I recently had my 11 year old niece’s friend add me as a friend on facebook, using an assumed name!! I had only met this young girl once at a school event, she didn’t know me at all, besides the fact that I was her friend’s aunt! It has prompted me to write a series of articles on child safety with social networking. I have been taking
many notes regarding Children using Facebook and this will be the first instalment in the series of articles to help educate parents who are unsure how to protect their child online and are sometimes oblivious to the fact that their
child is even using the internet.
- Page security for Facebook can be rather complicated and teens may believe their page is private, when
really it is not. (More on this in future articles)
- Your teen needs to be aware that most schools are now monitoring social networking sites and checking on
students with open pages after many complaints from parents regarding online bullying and harassment.

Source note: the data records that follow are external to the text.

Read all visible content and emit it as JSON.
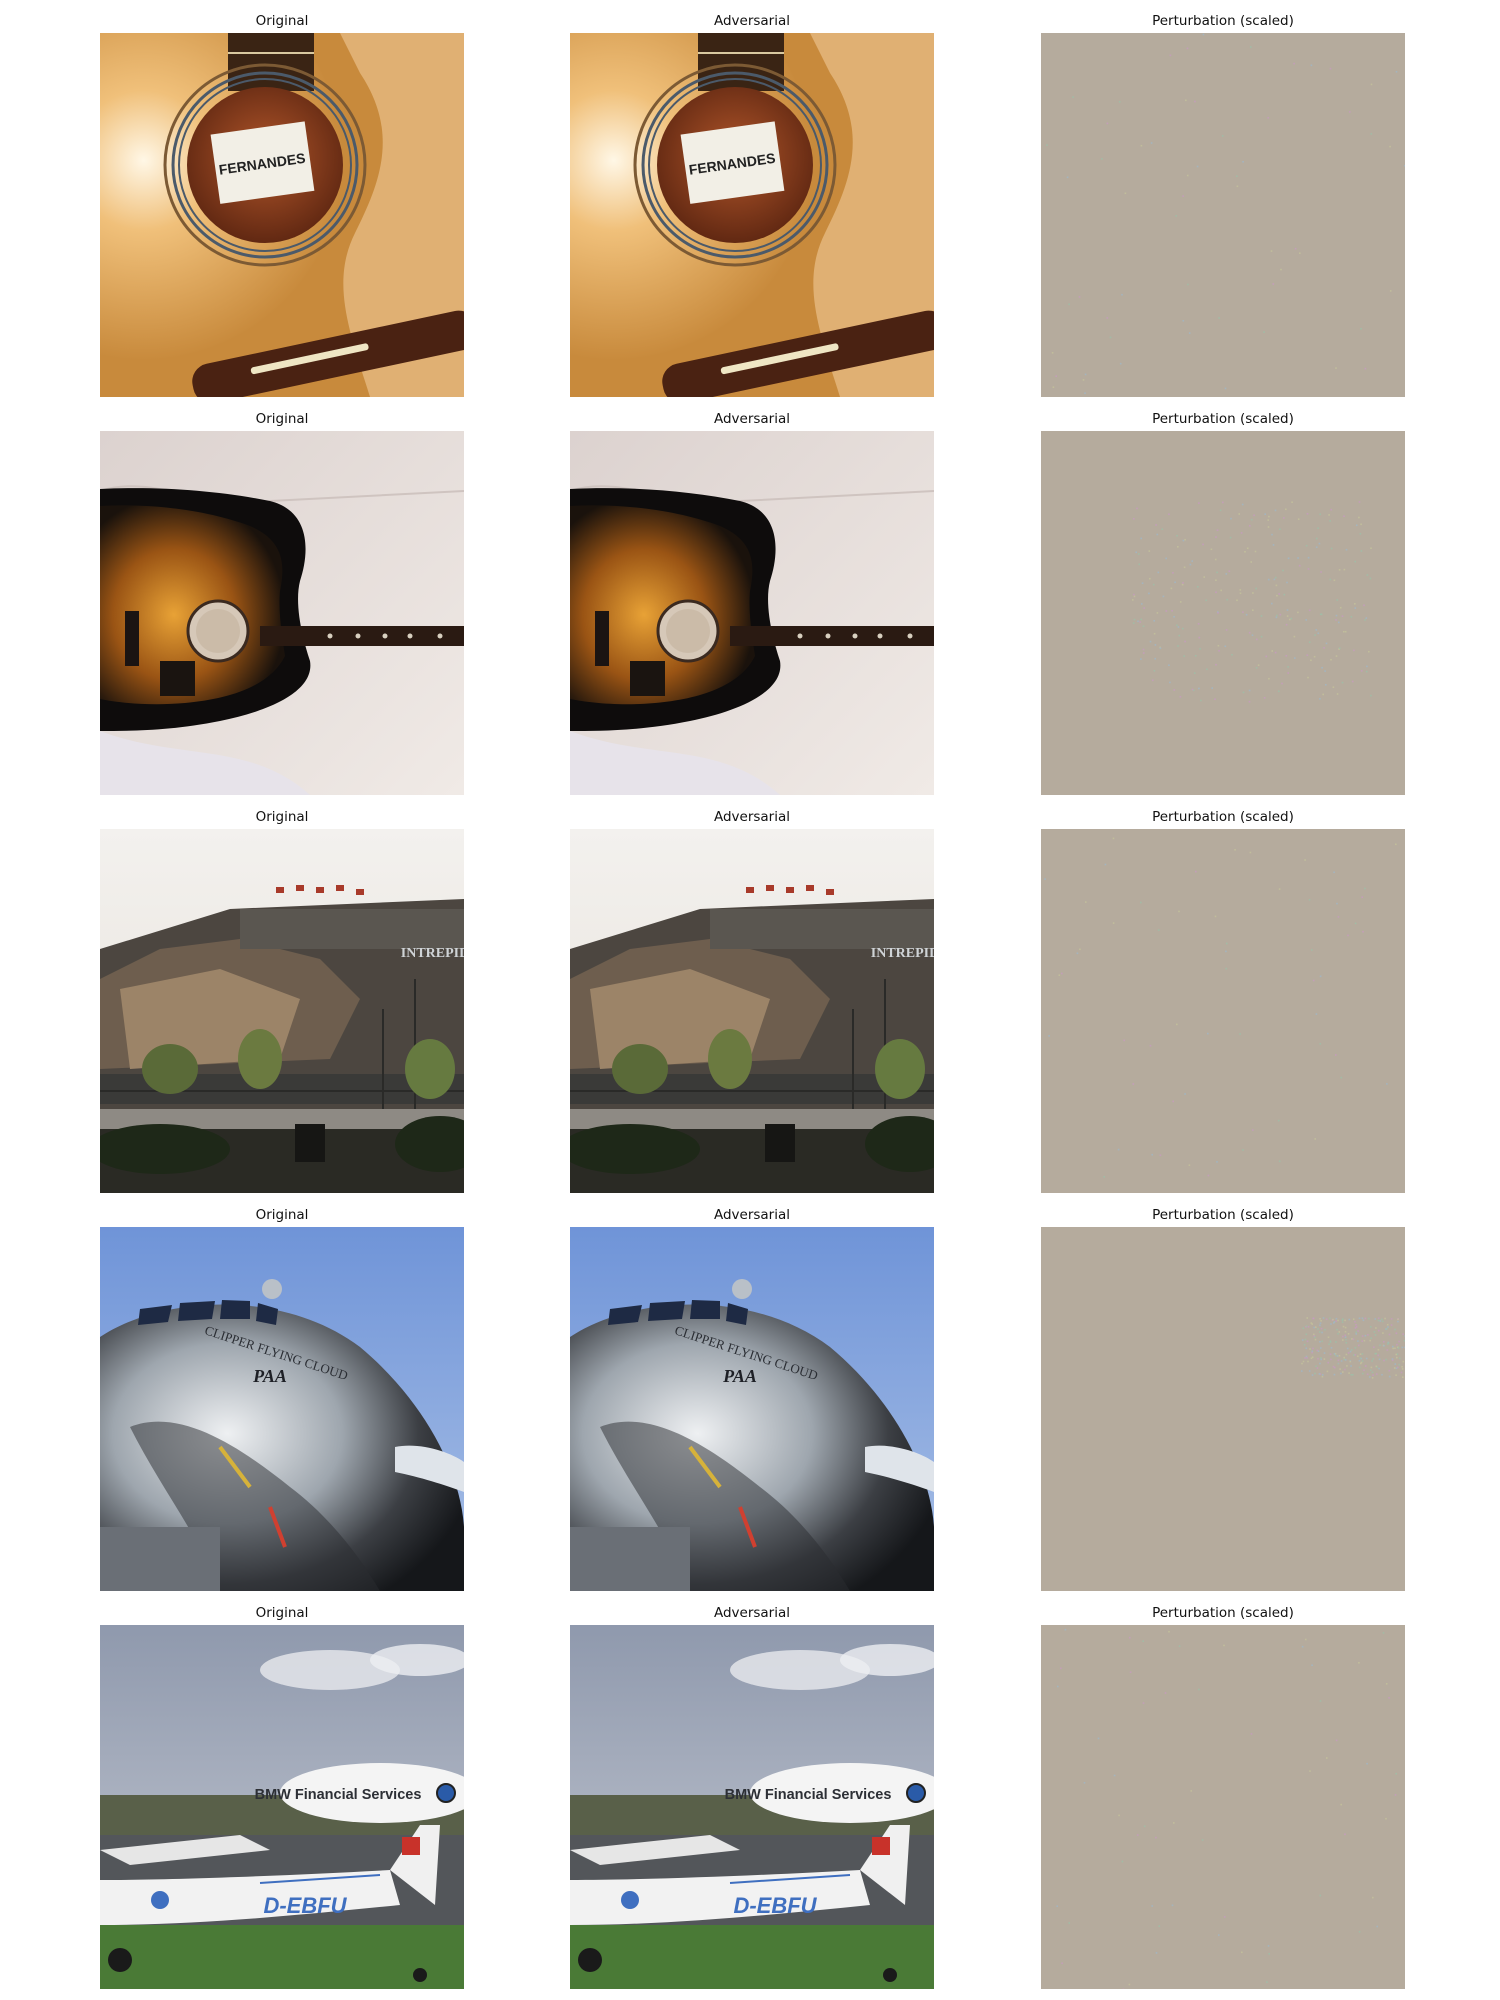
{
  "titles": {
    "original": "Original",
    "adversarial": "Adversarial",
    "perturbation": "Perturbation (scaled)"
  },
  "rows": [
    {
      "subject": "guitar-soundhole",
      "texts": [
        "FERNANDES"
      ]
    },
    {
      "subject": "sunburst-guitar",
      "texts": []
    },
    {
      "subject": "aircraft-carrier",
      "texts": [
        "INTREPID"
      ]
    },
    {
      "subject": "chrome-airliner",
      "texts": [
        "CLIPPER FLYING CLOUD",
        "PAA"
      ]
    },
    {
      "subject": "blimp-and-plane",
      "texts": [
        "BMW Financial Services",
        "D-EBFU"
      ]
    }
  ],
  "colors": {
    "perturbation_gray": "#b5ab9d"
  }
}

Schools have had to take a stand against this behaviour and Children can be reprimanded at school for
inappropriate behaviour online and made accountable for their actions.
- Many young students (under 13) are using assumed names for their Facebook accounts, making it difficult for
parents to search Facebook for their child. (Searching using their email address or mobile number is an option
to find their account though).
- If your teen is on Facebook, they shouldn’t have a problem with their parent or guardian being “on their friends
list” if they have nothing to hide.
- Teens using Facebook or Twitter should only be friends with people they actually know and are friends with in
person, not people they know of, friends of friends or complete strangers – no matter how cute their profile
picture may be!!
Facebook was not created with children in mind. It is meant for adults and late-teens, not young children who are naive to the extreme dangers that sharing their personal life online can lead to, let alone the complex problems of on-line bullying.
Encourage your child to wait until they are 13 to have a Facebook Account. If you are one of the parents who keeps hearing “but Sarah’s Mum lets her have an account, why can’t I?”, be confident in your response, that you care about your child’s security and wellbeing, while clearly some parents are oblivious to the dangers of young children using social networking.
This is the first instalment in my series of articles to inform and educate Parents of the dangers of social networking for children.